Compute a Jacobian matrix of a function w.r.t. a tensor

[Maverobot]

Hi,

I'm pretty new here and recently started to learn about mlx by reimplementing existing PyTorch code with mlx. The PyTorch code, which I'm trying to rewrite is

import torch.autograd as autograd

def jacobian(f, x):
    """Computes the Jacobian of f w.r.t x.
    :param f: function R^N -> R^N
    :param x: torch.tensor of shape [B, N]
    :return: Jacobian matrix (torch.tensor) of shape [B, N, N]
    """
    B, N = x.shape
    y = f(x)
    jacobian = list()
    for i in range(N):
        v = torch.zeros_like(y)
        v[:, i] = 1.
        dy_i_dx = autograd.grad(y, x, grad_outputs=v, retain_graph=True, create_graph=True, allow_unused=True)[0]  # shape [B, N]
        jacobian.append(dy_i_dx)
    jacobian = torch.stack(jacobian, dim=2).requires_grad_()
    return jacobian

As far as I understand, the relevant function for this is mlx.core.grad. However, I could not figure out how to perform partial derivatives with it. I would very appreciate any feedback and help. Thanks!

[awni]

You can do this very nicely in MLX with mx.vjp (or mv.jvp) and mx.vmap. Jax has some really nice documentation on combining vmap and autograd to get Jacobians, Hessians, etc.
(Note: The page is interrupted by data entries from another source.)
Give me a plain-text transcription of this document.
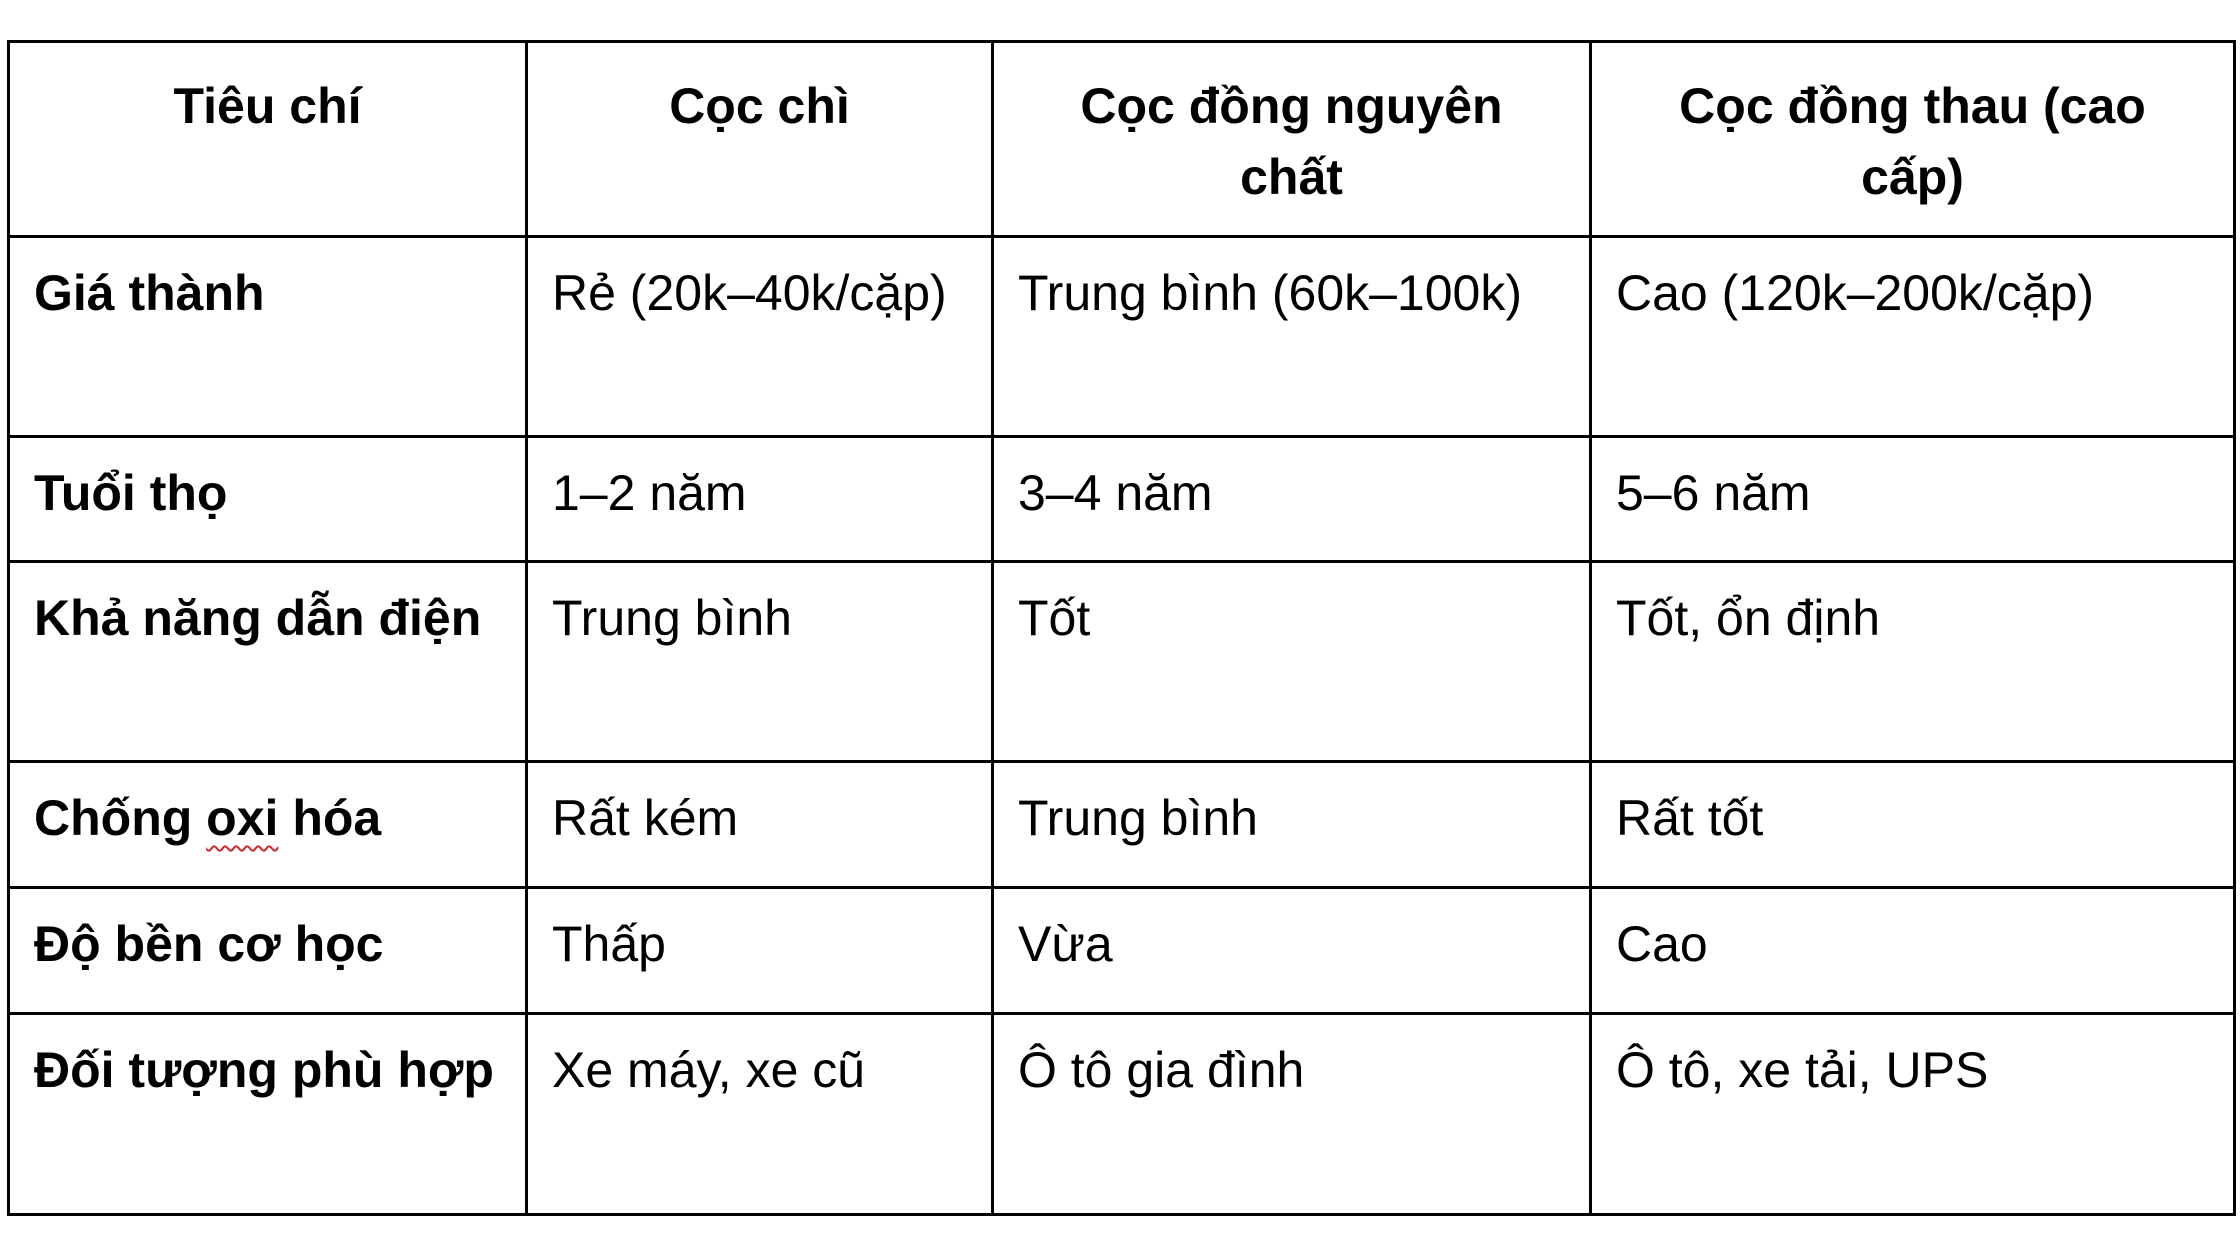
Tiêu chí	Cọc chì	Cọc đồng nguyên chất	Cọc đồng thau (cao cấp)
Giá thành	Rẻ (20k–40k/cặp)	Trung bình (60k–100k)	Cao (120k–200k/cặp)
Tuổi thọ	1–2 năm	3–4 năm	5–6 năm
Khả năng dẫn điện	Trung bình	Tốt	Tốt, ổn định
Chống oxi hóa	Rất kém	Trung bình	Rất tốt
Độ bền cơ học	Thấp	Vừa	Cao
Đối tượng phù hợp	Xe máy, xe cũ	Ô tô gia đình	Ô tô, xe tải, UPS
The ideas mostly translate to MLX with a few slight API changes.

So in MLX you could do:

import mlx.core as mx

def fun(x):
    return x / x.sum()

def jacobian(f, x):
    B, N = x.shape
    I = mx.broadcast_to(mx.eye(N), (B, N, N))
    def vjpfn(y):
        return mx.vjp(f, (x,), (y,))
    return mx.vmap(vjpfn, in_axes=1, out_axes=1)(I)

# B = 2, N = 3
x = mx.array([[1.0, 2.0, 3.0], [4.0, 5.0, 6.0]])
print(jacobian(fun, x))

[awni]

Basic idea:

VJP stands for Vector-Jacobian product. Computing the vector jacobian product - $v^\top J$. So here we use mx.vjp to compute $I J$ which of course is just $J$.

[Maverobot]

I definitely did not expect such a simple solution. Thank you also for pointing out the nice documentation of Jax!